Despite constructive optimization the display value of a radiation monitor is only approximately isotropic i. e. independent of direction of incidence and polarisation of the electromagnetic wave. This term is often misunderstood since in some publications and calibration certificates ‘anisotropy’ simply denotes the sensitivity variation of a calibration during which the sensor is rotated around an axis oriented under the so called ‘analytical angle’ in the lineary polarized field. Provided an appropriate construction of the sensor, all three antenna elements will be oriented in parallel/orthogonal to the field vector one after another. This procedure is therefore well suited for a functional test but is better named as ‘rotational asymmetrie’. In contrast to this the ‘anisotropy’ describes the maximum variation of sensitivity for arbitrary orientations of the whole field strength monitor (full device exposition including sensor, connection cable and display unit) in the field. This appears to be more appropriate for the practical application since during personal safety and EMC measurements usually the whole radiation monitor is exposed to a field with often unknown structure.

Practical experience shows that for most devices anisotropy is construction-conditioned and that it shows a distinctive frequency dependence (often including resonances). Therefore the determination of anisotropy during calibration is of cardinal importance but rather complex. First the field generator of the calibration laboratory needs to provide a sufficiently large volume to orient the complete device in arbitrary directions while the center of the sensor remains at a fixed point. Furthermore, a full frequency dependence has to be measured in each orientation. In order to keep the effort (and hence the calibration costs) in sustainable limits, the whole procedure has to be automatized. In addition to this the number of examined orientations has to be restricted for instance to three main positions of the device that are clear from the construction and for which can be assumed that the measured frequency dependences represent the extrema of the sensitivity.

Additional error sources

For personal safety or EMC measurements normative reference values are usually given for undisturbed, ‘empty’ field strengths which would require an undisturbed field without a person or a device under test in it. Since also the field strength monitor itself represents an unavoidable disturbance of the field, this measurement task can only be solved approximately. Using the undisturbed ‘empty’ field strength as reference value during a calibration one assumes that the disturbance due to the field strength monitor during calibration is comparable to its disturbance during the later measurement application. This includes the disturbance of the field strength monitor into the calibration but requires that the operation of the device during the calibration process is similar to its operation during the measurement including mounting and cables.

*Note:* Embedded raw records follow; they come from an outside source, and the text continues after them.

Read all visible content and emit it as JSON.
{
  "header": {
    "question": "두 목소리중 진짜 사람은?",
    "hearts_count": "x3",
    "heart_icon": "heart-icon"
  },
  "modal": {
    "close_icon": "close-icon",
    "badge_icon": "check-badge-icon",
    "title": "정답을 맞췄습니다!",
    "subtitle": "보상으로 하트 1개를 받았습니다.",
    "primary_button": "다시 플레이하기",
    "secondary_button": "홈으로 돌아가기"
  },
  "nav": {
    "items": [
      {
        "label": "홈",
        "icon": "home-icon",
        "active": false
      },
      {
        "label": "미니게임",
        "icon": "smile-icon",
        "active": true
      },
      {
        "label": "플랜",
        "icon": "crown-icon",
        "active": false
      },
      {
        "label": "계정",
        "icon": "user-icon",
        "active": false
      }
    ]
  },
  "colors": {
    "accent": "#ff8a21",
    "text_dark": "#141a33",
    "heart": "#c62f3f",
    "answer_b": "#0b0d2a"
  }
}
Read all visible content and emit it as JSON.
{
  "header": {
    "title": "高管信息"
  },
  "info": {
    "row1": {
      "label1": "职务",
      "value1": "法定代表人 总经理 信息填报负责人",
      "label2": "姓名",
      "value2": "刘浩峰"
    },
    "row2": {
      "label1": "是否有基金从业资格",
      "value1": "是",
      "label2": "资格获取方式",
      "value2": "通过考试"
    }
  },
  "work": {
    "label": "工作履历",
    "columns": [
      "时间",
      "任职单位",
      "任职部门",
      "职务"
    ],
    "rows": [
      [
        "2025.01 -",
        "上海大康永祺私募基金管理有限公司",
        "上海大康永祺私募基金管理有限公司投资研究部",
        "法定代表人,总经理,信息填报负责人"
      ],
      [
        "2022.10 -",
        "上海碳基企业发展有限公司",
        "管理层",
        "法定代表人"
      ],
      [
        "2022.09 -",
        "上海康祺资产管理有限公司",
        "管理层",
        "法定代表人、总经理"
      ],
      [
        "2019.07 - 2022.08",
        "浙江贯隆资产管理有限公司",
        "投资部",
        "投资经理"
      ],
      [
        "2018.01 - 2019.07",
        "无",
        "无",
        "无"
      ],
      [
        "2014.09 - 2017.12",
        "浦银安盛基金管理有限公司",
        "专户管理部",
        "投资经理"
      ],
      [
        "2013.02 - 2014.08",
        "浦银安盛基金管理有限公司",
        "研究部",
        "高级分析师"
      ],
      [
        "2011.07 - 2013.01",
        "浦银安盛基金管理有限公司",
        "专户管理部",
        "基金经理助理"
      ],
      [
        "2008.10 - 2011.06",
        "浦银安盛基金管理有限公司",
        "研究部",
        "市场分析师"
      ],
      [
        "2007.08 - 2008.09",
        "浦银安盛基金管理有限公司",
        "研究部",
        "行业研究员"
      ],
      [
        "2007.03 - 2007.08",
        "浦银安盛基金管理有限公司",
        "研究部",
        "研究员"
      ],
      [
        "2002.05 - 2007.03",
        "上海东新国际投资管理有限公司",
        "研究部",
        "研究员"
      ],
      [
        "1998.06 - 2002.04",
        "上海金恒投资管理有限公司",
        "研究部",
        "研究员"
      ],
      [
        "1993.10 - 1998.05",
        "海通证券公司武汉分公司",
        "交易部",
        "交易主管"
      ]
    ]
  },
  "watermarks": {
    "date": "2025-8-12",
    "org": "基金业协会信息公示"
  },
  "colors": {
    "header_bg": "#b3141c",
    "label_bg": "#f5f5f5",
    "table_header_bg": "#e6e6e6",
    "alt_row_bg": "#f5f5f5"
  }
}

Technical imperfections of the radiation monitors

This includes typical influences for electronic measurement equipment as zero point stability, restricted resolution of digitalization and ambient temperature. These influences have to be considered in the measurement uncertainty budget either by own examinations during calibration (time intensive!), manufacturer’s data or estimates due to experience. Some radio frequency field sensors suffer from further unwanted influences. For instance magnetic field sensors might be sensitive to electric fields also present in the far-field.

Furthermore to be examined: cross-sensitivity of the sensor to orthogonal field components, amplitude- and pulse modulation, mixing products for multi-frequency signals, ambient temperature dependence, long term stability and mechanical sensitivity.